Once transformed, implicit differentiation allows us to handle the derivative of a variable multiplied by or divided by itself, which is essential for more complicated structures like this one. By doing so, we simplify the process of finding \( \frac{dy}{dx} \), making the calculation manageable.

Implicit Differentiation

In calculus, implicit differentiation is an essential tool for finding derivatives when the equation of a function is not explicitly solved for one variable. In the case of our function, once we take the natural logarithm, we end up differentiating with respect to \( x \) when \( y \) is still part of the expression.

To perform implicit differentiation, we take derivatives on both sides of the transformed equation \( \ln(y) = \frac{1}{x} \ln(1+x) \). The left side, \( \ln(y) \), differentiates to \( \frac{1}{y} \frac{dy}{dx} \), thanks to the chain rule. On the right side, we apply the product rule to differentiate \( \frac{1}{x} \ln(1+x) \), breaking it into simpler parts.

• The first part, \( \frac{1}{x} \), differentiates to \( -\frac{1}{x^2} \) using basic derivative rules.
• The second part, \( \ln(1+x) \), differentiates to \( \frac{1}{1+x} \).

By combining these, we effectively break down the original function into components simple enough for straightforward calculus techniques, showcasing the power of implicit differentiation in complex problems.

Equation of Tangent Line

Finding the equation of a tangent line involves two key pieces: the slope of the function at a particular point and the point itself. After finding the derivative using logarithmic differentiation and implicit differentiation, we evaluate the derivative at the specific \( x \)-value given—in this case, \( x = 1 \).

The derivative evaluation at \( x = 1 \) gives us the slope \( \frac{dy}{dx} = 1 - 2\ln(2) \). Knowing both the slope and the point \((1, 2)\), we use the point-slope form of a line to formulate the equation. This form is \( y - y_1 = m(x - x_1) \), where \( (x_1, y_1) \) is the given point and \( m \) is the slope.

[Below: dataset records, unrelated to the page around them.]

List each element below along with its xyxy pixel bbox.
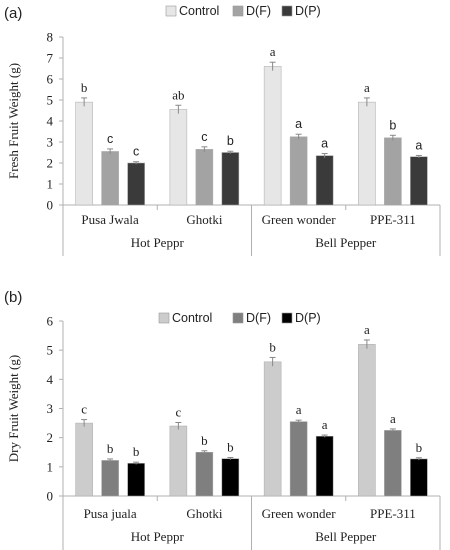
group-label: Bell Pepper xyxy=(315,235,377,250)
category-label: Pusa Jwala xyxy=(81,212,139,227)
y-tick-label: 2 xyxy=(47,430,54,445)
significance-letter: b xyxy=(416,440,423,455)
group-label: Hot Peppr xyxy=(131,529,185,544)
significance-letter: c xyxy=(133,145,139,159)
y-tick-label: 2 xyxy=(47,156,54,171)
y-tick-label: 4 xyxy=(47,372,54,387)
y-tick-label: 7 xyxy=(47,51,54,66)
category-label: Ghotki xyxy=(186,506,223,521)
panel-label: (a) xyxy=(4,5,22,22)
significance-letter: b xyxy=(269,339,276,354)
y-tick-label: 1 xyxy=(47,459,54,474)
legend-swatch xyxy=(158,312,170,324)
bar xyxy=(127,162,145,206)
bar xyxy=(263,66,282,206)
significance-letter: a xyxy=(295,117,302,131)
category-label: Green wonder xyxy=(262,506,337,521)
bar xyxy=(315,155,334,206)
y-axis-label: Fresh Fruit Weight (g) xyxy=(6,63,21,179)
y-tick-label: 6 xyxy=(47,72,54,87)
bar xyxy=(101,460,119,497)
bar xyxy=(358,344,376,497)
panel-b: (b) Control D(F) D(P) 0 1 2 3 4 5 6 Dry Fruit Weigh… xyxy=(4,289,441,550)
y-tick-label: 5 xyxy=(47,343,54,358)
bar xyxy=(384,137,402,206)
legend-swatch xyxy=(232,5,244,17)
significance-letter: c xyxy=(201,130,207,144)
significance-letter: a xyxy=(364,322,370,337)
significance-letter: a xyxy=(390,411,396,426)
y-axis-label: Dry Fruit Weight (g) xyxy=(6,355,21,462)
group-label: Hot Peppr xyxy=(131,235,185,250)
significance-letter: a xyxy=(415,138,422,152)
bar xyxy=(127,463,145,497)
significance-letter: b xyxy=(389,118,396,132)
legend-label: Control xyxy=(172,311,212,325)
bar xyxy=(75,422,93,497)
y-tick-label: 3 xyxy=(47,135,54,150)
y-tick-label: 3 xyxy=(47,401,54,416)
significance-letter: c xyxy=(175,405,181,420)
bar xyxy=(358,101,376,206)
legend-label: D(F) xyxy=(246,311,271,325)
significance-letter: b xyxy=(107,441,114,456)
category-label: PPE-311 xyxy=(370,506,416,521)
y-tick-label: 6 xyxy=(47,314,54,329)
bar xyxy=(75,101,93,206)
bar xyxy=(410,458,428,497)
significance-letter: c xyxy=(81,402,87,417)
significance-letter: b xyxy=(227,134,234,148)
legend-label: D(P) xyxy=(295,311,321,325)
significance-letter: c xyxy=(107,132,113,146)
legend-swatch xyxy=(165,5,177,17)
significance-letter: b xyxy=(201,433,208,448)
bar xyxy=(289,421,308,497)
bar xyxy=(315,435,334,497)
y-tick-label: 0 xyxy=(47,198,54,213)
bar xyxy=(195,452,214,497)
panel-a: (a) Control D(F) D(P) 0 1 2 3 4 5 6 7 8 Fresh Fruit W… xyxy=(4,4,441,256)
significance-letter: a xyxy=(322,417,328,432)
significance-letter: a xyxy=(270,44,276,59)
significance-letter: a xyxy=(321,137,328,151)
legend-swatch xyxy=(281,5,293,17)
bar xyxy=(289,136,308,206)
bar xyxy=(169,109,188,206)
bar xyxy=(221,152,240,206)
significance-letter: b xyxy=(81,80,88,95)
significance-letter: b xyxy=(133,444,140,459)
category-label: PPE-311 xyxy=(370,212,416,227)
bar xyxy=(384,430,402,497)
legend-label: Control xyxy=(179,4,219,18)
bar xyxy=(263,361,282,497)
bar xyxy=(169,425,188,497)
significance-letter: a xyxy=(364,80,370,95)
y-tick-label: 8 xyxy=(47,30,54,45)
category-label: Pusa juala xyxy=(84,506,137,521)
legend-swatch xyxy=(232,312,244,324)
y-tick-label: 0 xyxy=(47,489,54,504)
category-label: Green wonder xyxy=(262,212,337,227)
y-tick-label: 4 xyxy=(47,114,54,129)
legend-label: D(F) xyxy=(246,4,271,18)
group-label: Bell Pepper xyxy=(315,529,377,544)
panel-label: (b) xyxy=(4,289,22,306)
bar xyxy=(410,156,428,206)
significance-letter: a xyxy=(296,402,302,417)
legend-label: D(P) xyxy=(295,4,321,18)
legend-swatch xyxy=(281,312,293,324)
significance-letter: b xyxy=(227,440,234,455)
y-tick-label: 5 xyxy=(47,93,54,108)
bar xyxy=(101,151,119,206)
significance-letter: ab xyxy=(172,87,184,102)
bar xyxy=(195,149,214,206)
y-tick-label: 1 xyxy=(47,177,54,192)
category-label: Ghotki xyxy=(186,212,223,227)
bar xyxy=(221,458,240,497)
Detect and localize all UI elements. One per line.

Substituting the values into this formula, we find the equation becomes: \[y = (1 - 2\ln(2))x + 2\ln(2) + 1\]Effectively, this equation describes the line that just touches the curve at \( x = 1 \) without cutting through it, giving us the tangent at that specific point, which is often crucial in understanding the instantaneous rate of change.